Library Books Enjoyed: 5/1/13

The two themes of this particular library edition are

  1. Mo Willems is awesome and you should read everything he’s ever written, probably multiple times.
  2. Speaking of multiple times, we like to get the same favorites over and over.

A Letter to AmyA Letter to Amy by Ezra Jack Keats

My rating: 4 of 5 stars

Another story about Peter (of Snowy Day fame), one that I had never heard before. Peter decides to mail a letter to invite his friend Amy to his birthday party, but after a mishap in mailing it, he’s afraid she won’t come. The story is sweet, plus it’s good for spring because of the rainstorm. Mr. Keats’ well-known illustrations are of course integral.

Don't Let the Pigeon Stay Up Late!Don’t Let the Pigeon Stay Up Late! by Mo Willems

My rating: 4 of 5 stars

I know we’ve checked this out before, but I’ve never put it on Goodreads until now. The indomitable Pigeon now tries to escape bedtime, despite the bus drive enlisting the help of children reading the story. As fun as the other Pigeon books, and would be great to use in an author study of Willems, since the Pigeon’s own cuddly bunny looks a lot like someone else’s Knuffle Bunny.

Should I Share My Ice Cream?Should I Share My Ice Cream? by Mo Willems (first reviewed on Goodreads 2/3/2012)

My rating: 4 of 5 stars

Finally got my hands on this and I love it! Gerald is not shielded from the consequences of too much ruminating, but friendship triumphs in the end! The other household grown-up was skeptical that Piggie was not in most of the book, but the imagining of possible futures put her there in abstentia, and was very true to Gerald’s character (and mine).

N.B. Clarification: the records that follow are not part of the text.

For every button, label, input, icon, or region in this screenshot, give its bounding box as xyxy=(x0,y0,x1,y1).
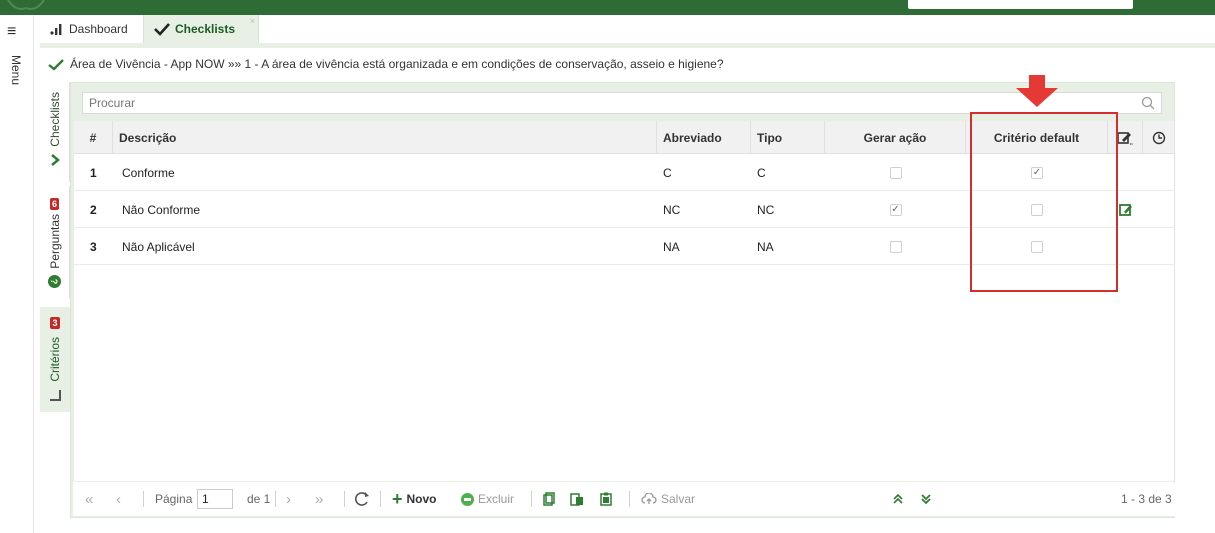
global-search-remnant[interactable] xyxy=(908,0,1133,9)
pager-toolbar: « ‹ Página de 1 › » + Novo Excluir Salva… xyxy=(73,482,1175,516)
cloud-upload-icon xyxy=(641,493,657,504)
refresh-icon[interactable] xyxy=(354,482,370,516)
row-number: 3 xyxy=(90,239,97,254)
row-tipo: NC xyxy=(757,202,775,217)
minus-circle-icon xyxy=(461,492,474,506)
criterios-count-badge: 3 xyxy=(50,317,60,329)
side-tab-criterios-label: Critérios xyxy=(48,337,62,382)
chevron-down-right-icon xyxy=(50,389,61,401)
bar-chart-icon xyxy=(50,24,62,35)
edit-icon xyxy=(1117,131,1133,145)
gerar-acao-checkbox[interactable]: ✓ xyxy=(889,203,902,216)
side-tab-checklists[interactable]: Checklists xyxy=(40,82,70,182)
side-tab-perguntas-label: Perguntas xyxy=(47,214,62,269)
tab-checklists-label: Checklists xyxy=(175,22,236,36)
save-button-label: Salvar xyxy=(661,492,696,506)
tab-bar: Dashboard Checklists × xyxy=(40,15,1215,43)
next-page-icon[interactable]: › xyxy=(286,482,291,516)
side-tab-criterios[interactable]: 3 Critérios xyxy=(40,307,70,412)
row-tipo: NA xyxy=(757,239,774,254)
red-arrow-annotation-icon xyxy=(1016,75,1058,107)
add-button-label: Novo xyxy=(406,492,437,506)
app-top-bar xyxy=(0,0,1215,15)
copy-icon[interactable] xyxy=(543,482,555,516)
gerar-acao-checkbox[interactable] xyxy=(889,240,902,253)
prev-page-icon[interactable]: ‹ xyxy=(116,482,121,516)
row-descricao: Não Aplicável xyxy=(122,239,195,254)
page-label: Página xyxy=(155,492,193,506)
delete-button[interactable]: Excluir xyxy=(461,482,514,516)
menu-label[interactable]: Menu xyxy=(9,55,23,85)
row-number: 1 xyxy=(90,165,97,180)
menu-strip: ≡ Menu xyxy=(0,15,34,533)
chevron-right-icon xyxy=(50,153,60,166)
tab-underline xyxy=(40,43,1215,48)
row-abreviado: NC xyxy=(663,202,681,217)
col-gerar-acao[interactable]: Gerar ação xyxy=(825,121,966,154)
clock-icon xyxy=(1152,131,1165,144)
hamburger-icon[interactable]: ≡ xyxy=(7,24,16,40)
row-abreviado: NA xyxy=(663,239,680,254)
breadcrumb: Área de Vivência - App NOW »» 1 - A área… xyxy=(48,57,724,71)
tab-dashboard[interactable]: Dashboard xyxy=(40,15,143,43)
col-abreviado[interactable]: Abreviado xyxy=(657,121,751,154)
row-descricao: Conforme xyxy=(122,165,175,180)
side-tabs: Checklists 6 Perguntas ? 3 Critérios xyxy=(40,82,70,412)
delete-button-label: Excluir xyxy=(478,492,515,506)
side-tab-perguntas[interactable]: 6 Perguntas ? xyxy=(40,186,70,298)
row-abreviado: C xyxy=(663,165,672,180)
record-count: 1 - 3 de 3 xyxy=(1121,492,1172,506)
search-input[interactable] xyxy=(83,93,1123,113)
tab-dashboard-label: Dashboard xyxy=(69,22,128,36)
plus-icon: + xyxy=(392,488,403,509)
close-icon[interactable]: × xyxy=(250,16,255,26)
perguntas-count-badge: 6 xyxy=(49,198,59,210)
breadcrumb-text: Área de Vivência - App NOW »» 1 - A área… xyxy=(70,57,724,71)
row-tipo: C xyxy=(757,165,766,180)
edit-row-icon[interactable] xyxy=(1118,203,1133,217)
add-button[interactable]: + Novo xyxy=(392,482,437,516)
save-button[interactable]: Salvar xyxy=(641,482,695,516)
collapse-all-icon[interactable] xyxy=(891,482,905,516)
expand-all-icon[interactable] xyxy=(919,482,933,516)
last-page-icon[interactable]: » xyxy=(315,482,323,516)
row-descricao: Não Conforme xyxy=(122,202,201,217)
check-icon xyxy=(48,58,64,71)
first-page-icon[interactable]: « xyxy=(85,482,93,516)
highlight-box-annotation xyxy=(970,112,1118,292)
search-icon[interactable] xyxy=(1141,96,1155,110)
clipboard-icon[interactable] xyxy=(599,482,613,516)
page-number-input[interactable] xyxy=(197,489,233,509)
page-total-label: de 1 xyxy=(247,492,271,506)
row-number: 2 xyxy=(90,202,97,217)
col-number[interactable]: # xyxy=(74,121,113,154)
col-tipo[interactable]: Tipo xyxy=(751,121,825,154)
search-box xyxy=(82,92,1162,114)
check-icon xyxy=(154,23,170,36)
gerar-acao-checkbox[interactable] xyxy=(889,166,902,179)
col-descricao[interactable]: Descrição xyxy=(113,121,657,154)
logo-icon xyxy=(7,0,45,10)
tab-checklists[interactable]: Checklists × xyxy=(143,15,259,43)
paste-icon[interactable] xyxy=(570,482,584,516)
col-history[interactable] xyxy=(1143,121,1174,154)
side-tab-checklists-label: Checklists xyxy=(47,92,62,147)
question-icon: ? xyxy=(48,274,61,288)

Let's Go for a Drive! (An Elephant and Piggie Book)Let’s Go for a Drive! by Mo Willems

My rating: 5 of 5 stars

This may be my favorite Elephant and Piggie book of all time.

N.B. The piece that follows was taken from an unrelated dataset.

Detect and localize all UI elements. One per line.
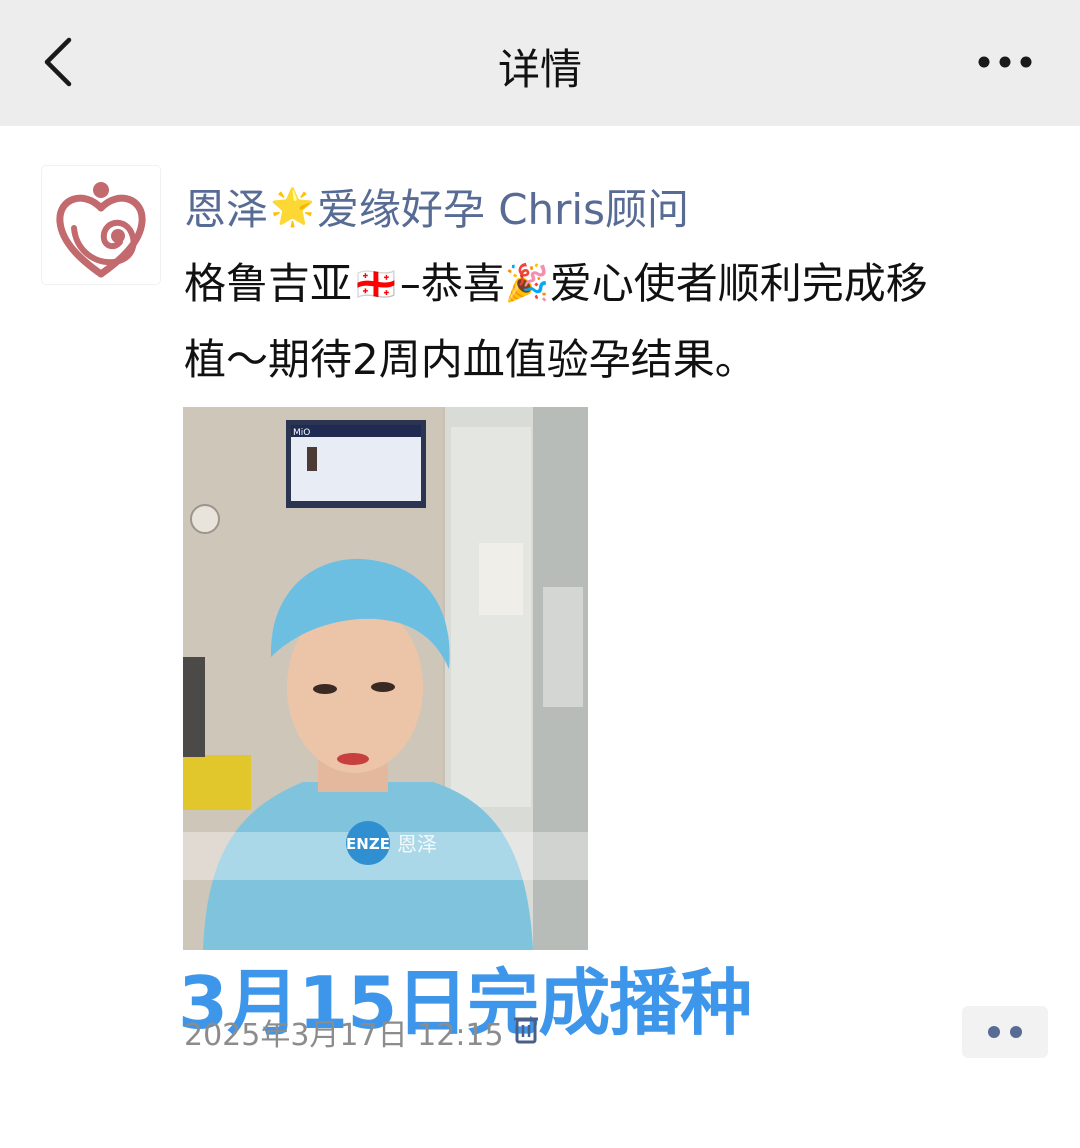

We first checked it out just before Christmas, and I knew it was a winner when 2 1/2 year old M. spent our 6 hour drive to Maryland reciting, “Drive, drive, drive-y drive drive!” She can now recite almost the entire book from memory. It’s also a great group book, since the refrains invite choral reading.

It doesn’t seem as deep conceptually as We are in a Book!, or , but I think it’s more delightful, both because of the original premise (who doesn’t want to go for a drive when they are kids?), and because of how the inevitable problem (neither character has a car, as it turns out) is solved. It completely deserves the Geisel Honor award it won this year.